In almost all financial crisis, physical paper currencies are unlikely to default in the short term within the nation they have legal tender status. Hyperinflations are the lone outlier to this statement for they effectively default by buying one way less day after day (e.g., Venezuela today).
But unlike physical gold bullion, government fiat currencies can be created at will and devalued by mere decree. Measuring and forecasting the masses confidence in fiat currency is difficult to do accurately. Their breaking point is a known, unknown amongst central banks. What is indeed known is that throughout history and without exception, all monetary proxies stemming from physical bullion coins eventually become worthless given enough time.
Gold bullion forms the smallest and soundest base in the inverted pyramid displaying highest to lowest risk asset classes. A significant reason is that physical gold bullion is universally the most recognized default proof asset an investor can own. It is for this reason central banks hold about 1 out of every 5 ounces of gold ever mined within their very own vaults. And about 50% of all the .999 fine gold bullion in the world.

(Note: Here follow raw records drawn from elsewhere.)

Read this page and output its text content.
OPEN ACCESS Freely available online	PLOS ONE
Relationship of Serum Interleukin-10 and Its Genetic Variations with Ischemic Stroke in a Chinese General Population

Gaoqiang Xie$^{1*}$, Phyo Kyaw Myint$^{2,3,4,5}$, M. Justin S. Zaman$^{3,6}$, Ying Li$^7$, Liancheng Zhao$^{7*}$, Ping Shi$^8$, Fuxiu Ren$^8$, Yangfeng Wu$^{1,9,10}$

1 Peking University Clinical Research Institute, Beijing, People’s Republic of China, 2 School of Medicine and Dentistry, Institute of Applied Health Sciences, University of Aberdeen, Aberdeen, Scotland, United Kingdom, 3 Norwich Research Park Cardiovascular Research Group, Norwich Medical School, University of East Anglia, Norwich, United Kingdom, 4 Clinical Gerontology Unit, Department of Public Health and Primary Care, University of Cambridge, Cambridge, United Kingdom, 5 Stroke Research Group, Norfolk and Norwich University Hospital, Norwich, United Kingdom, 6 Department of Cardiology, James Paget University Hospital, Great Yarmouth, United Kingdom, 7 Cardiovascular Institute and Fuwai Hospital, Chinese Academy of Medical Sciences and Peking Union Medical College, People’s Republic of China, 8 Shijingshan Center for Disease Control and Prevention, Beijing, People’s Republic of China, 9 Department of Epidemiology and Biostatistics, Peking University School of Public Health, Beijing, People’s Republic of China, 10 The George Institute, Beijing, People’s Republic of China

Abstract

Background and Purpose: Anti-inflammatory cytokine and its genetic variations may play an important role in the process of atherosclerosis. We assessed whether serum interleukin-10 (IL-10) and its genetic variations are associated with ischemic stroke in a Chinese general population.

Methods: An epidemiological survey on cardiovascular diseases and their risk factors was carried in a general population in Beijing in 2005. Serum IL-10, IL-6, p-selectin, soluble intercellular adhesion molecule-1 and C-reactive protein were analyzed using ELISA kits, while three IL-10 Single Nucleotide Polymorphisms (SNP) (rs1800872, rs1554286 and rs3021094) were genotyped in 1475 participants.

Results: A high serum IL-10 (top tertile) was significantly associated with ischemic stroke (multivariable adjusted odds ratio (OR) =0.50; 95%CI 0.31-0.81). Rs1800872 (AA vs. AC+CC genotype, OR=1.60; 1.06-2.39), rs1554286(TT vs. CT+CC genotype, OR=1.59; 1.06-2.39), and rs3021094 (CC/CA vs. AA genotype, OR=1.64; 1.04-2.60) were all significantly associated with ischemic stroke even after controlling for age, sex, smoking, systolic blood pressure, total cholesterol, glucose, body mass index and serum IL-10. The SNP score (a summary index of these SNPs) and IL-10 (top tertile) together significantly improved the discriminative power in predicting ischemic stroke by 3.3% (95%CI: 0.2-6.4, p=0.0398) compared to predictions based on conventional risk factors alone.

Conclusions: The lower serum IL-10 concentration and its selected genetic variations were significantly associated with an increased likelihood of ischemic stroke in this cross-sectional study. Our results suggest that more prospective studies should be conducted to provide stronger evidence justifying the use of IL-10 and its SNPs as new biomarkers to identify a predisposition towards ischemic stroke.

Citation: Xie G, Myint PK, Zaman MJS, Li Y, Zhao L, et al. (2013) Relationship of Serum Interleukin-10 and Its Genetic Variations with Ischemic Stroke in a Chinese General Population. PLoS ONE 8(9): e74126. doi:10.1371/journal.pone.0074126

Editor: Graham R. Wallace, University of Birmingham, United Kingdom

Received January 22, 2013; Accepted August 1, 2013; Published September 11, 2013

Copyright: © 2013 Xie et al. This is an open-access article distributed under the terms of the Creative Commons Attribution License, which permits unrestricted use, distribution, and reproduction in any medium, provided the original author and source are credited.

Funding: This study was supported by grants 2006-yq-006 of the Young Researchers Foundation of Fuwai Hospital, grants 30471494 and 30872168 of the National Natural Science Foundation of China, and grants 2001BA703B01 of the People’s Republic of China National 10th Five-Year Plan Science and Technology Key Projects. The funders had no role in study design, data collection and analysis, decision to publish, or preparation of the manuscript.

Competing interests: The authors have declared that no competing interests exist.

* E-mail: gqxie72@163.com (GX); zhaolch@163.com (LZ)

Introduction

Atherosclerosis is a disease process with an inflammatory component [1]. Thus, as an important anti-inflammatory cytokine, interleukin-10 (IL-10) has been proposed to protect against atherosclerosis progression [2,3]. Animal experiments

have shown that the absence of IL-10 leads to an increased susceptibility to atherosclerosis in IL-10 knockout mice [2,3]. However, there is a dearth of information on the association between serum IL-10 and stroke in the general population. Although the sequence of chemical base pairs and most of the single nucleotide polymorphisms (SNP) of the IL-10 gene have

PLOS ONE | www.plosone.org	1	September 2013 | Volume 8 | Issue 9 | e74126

All physical precious metal bullion items are incredibly scarce by nature and do not require the performance of other parties always to maintain some measure of value in the financial market.
3D Exter Pyramid: Why Gold Bullion is the Safest Haven of All
Finally above, a 3-dimensional rendering of the modern-day Exter Pyramid.
Those giant green walls represent stacked pallets of $100 US dollar bills. It got illustrated to a representative scale. Each division of the inverted pyramid gets drawn respective to the notional size or value of each asset class it respectively represents.
See if you can spot landmarks like the Statue of Liberty, the old World Trade Center Towers, and an illustration of the entire world’s physical gold supply at the tip of the pyramid itself.
These are all reasons as to why John Exter and many in the world agree, gold bullion remains the safest asset to own outright.